There is no way to distinguish a non-existing symbol from one bound to VMnull

Question

There is no way to distinguish a non-existing symbol from one bound to VMnull

vrurg opened this issue 3 years ago · comments

The following code throws in Raku:

use nqp;
my $*INVISIBLE := nqp::null();
say $*INVISIBLE; # Dynamic variable $*INVISIBLE not found

because with nqp::getlexdyn op there is no way to distinguish wether VMnull is returned due to a missing symbol, or the symbol is bound to VMnull. The problem is common across all nqp::getlex* family ops. It means that in the current situation one would need to manually reproduce the internal behavior of a particular nqp::getlex* op to find out what exactly caused the negative outcome.

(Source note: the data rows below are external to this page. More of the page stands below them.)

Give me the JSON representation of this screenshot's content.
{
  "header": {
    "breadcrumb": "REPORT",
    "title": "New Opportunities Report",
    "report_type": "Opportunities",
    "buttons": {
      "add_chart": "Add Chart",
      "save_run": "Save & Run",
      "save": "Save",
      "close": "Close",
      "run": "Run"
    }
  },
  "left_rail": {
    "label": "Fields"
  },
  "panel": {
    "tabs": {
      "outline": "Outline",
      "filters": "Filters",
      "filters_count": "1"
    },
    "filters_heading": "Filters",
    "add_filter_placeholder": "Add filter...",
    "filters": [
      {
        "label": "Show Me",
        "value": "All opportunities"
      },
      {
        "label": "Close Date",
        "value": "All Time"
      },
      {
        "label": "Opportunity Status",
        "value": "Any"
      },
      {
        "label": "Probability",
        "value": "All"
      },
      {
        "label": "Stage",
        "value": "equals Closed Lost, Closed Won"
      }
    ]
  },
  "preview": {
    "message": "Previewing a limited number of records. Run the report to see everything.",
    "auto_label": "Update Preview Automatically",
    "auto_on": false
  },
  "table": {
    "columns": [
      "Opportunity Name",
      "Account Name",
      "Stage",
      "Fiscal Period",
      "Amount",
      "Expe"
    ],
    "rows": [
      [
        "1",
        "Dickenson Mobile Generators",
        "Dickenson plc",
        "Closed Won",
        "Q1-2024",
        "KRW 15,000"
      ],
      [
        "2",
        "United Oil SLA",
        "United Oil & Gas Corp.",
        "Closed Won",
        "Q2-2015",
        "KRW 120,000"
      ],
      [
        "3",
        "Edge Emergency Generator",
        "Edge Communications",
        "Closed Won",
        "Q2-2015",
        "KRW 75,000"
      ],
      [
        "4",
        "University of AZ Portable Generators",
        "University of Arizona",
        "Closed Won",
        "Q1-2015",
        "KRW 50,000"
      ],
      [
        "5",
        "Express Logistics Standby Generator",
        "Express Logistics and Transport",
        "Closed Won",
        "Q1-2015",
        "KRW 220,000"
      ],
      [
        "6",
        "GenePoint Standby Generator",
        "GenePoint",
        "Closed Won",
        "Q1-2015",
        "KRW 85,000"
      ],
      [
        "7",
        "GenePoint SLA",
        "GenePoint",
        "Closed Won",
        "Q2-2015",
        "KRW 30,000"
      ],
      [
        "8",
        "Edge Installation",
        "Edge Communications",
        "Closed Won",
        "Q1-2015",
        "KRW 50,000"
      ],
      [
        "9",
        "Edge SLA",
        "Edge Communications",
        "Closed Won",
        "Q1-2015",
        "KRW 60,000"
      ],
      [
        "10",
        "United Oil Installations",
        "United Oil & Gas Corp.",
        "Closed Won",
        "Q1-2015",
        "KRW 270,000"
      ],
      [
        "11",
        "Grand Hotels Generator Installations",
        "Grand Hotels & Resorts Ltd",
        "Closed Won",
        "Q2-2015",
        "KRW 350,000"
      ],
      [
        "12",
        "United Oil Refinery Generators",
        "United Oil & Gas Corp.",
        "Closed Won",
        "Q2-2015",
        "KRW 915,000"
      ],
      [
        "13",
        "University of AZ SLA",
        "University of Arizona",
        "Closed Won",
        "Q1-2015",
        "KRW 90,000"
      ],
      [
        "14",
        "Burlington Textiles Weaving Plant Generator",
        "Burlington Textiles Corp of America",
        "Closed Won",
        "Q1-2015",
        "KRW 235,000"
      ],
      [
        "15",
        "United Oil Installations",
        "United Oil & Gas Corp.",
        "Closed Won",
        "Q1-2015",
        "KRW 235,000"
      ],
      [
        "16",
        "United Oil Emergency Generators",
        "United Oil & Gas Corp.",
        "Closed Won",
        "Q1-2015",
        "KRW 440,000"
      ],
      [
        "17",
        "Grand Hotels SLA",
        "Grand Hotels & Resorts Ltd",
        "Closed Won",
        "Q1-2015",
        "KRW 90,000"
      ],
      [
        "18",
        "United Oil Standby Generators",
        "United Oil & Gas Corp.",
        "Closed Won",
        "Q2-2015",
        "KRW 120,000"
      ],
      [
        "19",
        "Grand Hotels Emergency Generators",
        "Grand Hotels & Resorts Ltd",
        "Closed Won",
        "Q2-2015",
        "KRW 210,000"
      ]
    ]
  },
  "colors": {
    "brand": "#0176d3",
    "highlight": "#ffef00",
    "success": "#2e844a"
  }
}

Vadim Belman · Answer 1 · Wed Aug 25 2021 10:54:32 GMT+0800 (China Standard Time)

Apparently, the preferable fix would be to add nqp::existslex* (or nqp::lex*exists) family of ops. This would result in a little complication of symbol lookup code, produced by the compilers. But I consider it a worthwhile addition.

niner · Answer 2 · Wed Aug 25 2021 15:29:21 GMT+0800 (China Standard Time)

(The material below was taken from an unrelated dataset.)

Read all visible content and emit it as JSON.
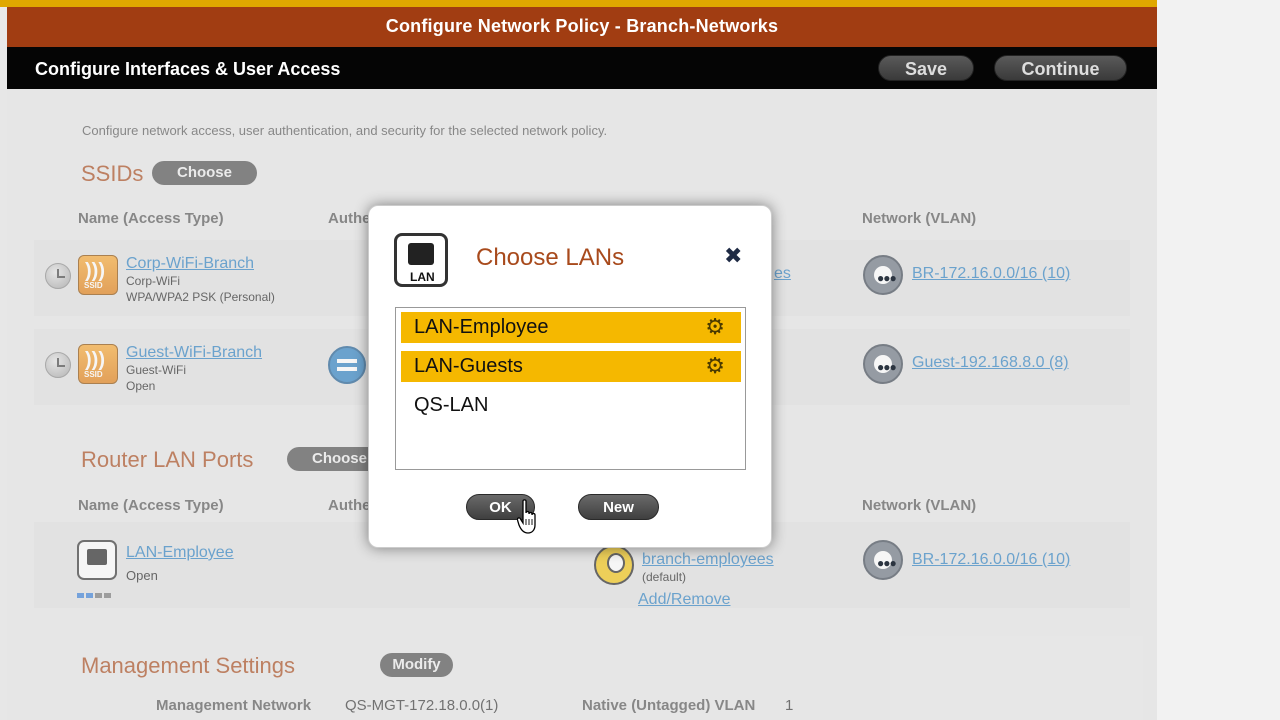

Where does this problem pop up? VMNull is an internal thing that is not available to normal Raku users. So in which situations do we bind a VMNull to a dynamic variable and still treat it as declared?

Elizabeth Mattijsen · Answer 3 · Wed Aug 25 2021 16:26:46 GMT+0800 (China Standard Time)

Also, nqp::null is what is being used extensively for checking whether there's a key in a hash, as a non-existent key returns nqp::null for its value.

So to me, having something be nqp::null just means something is not there.

So this feels like a non-problem to me: nqp::null indicates the absence of a value, just like Nil does in Raku?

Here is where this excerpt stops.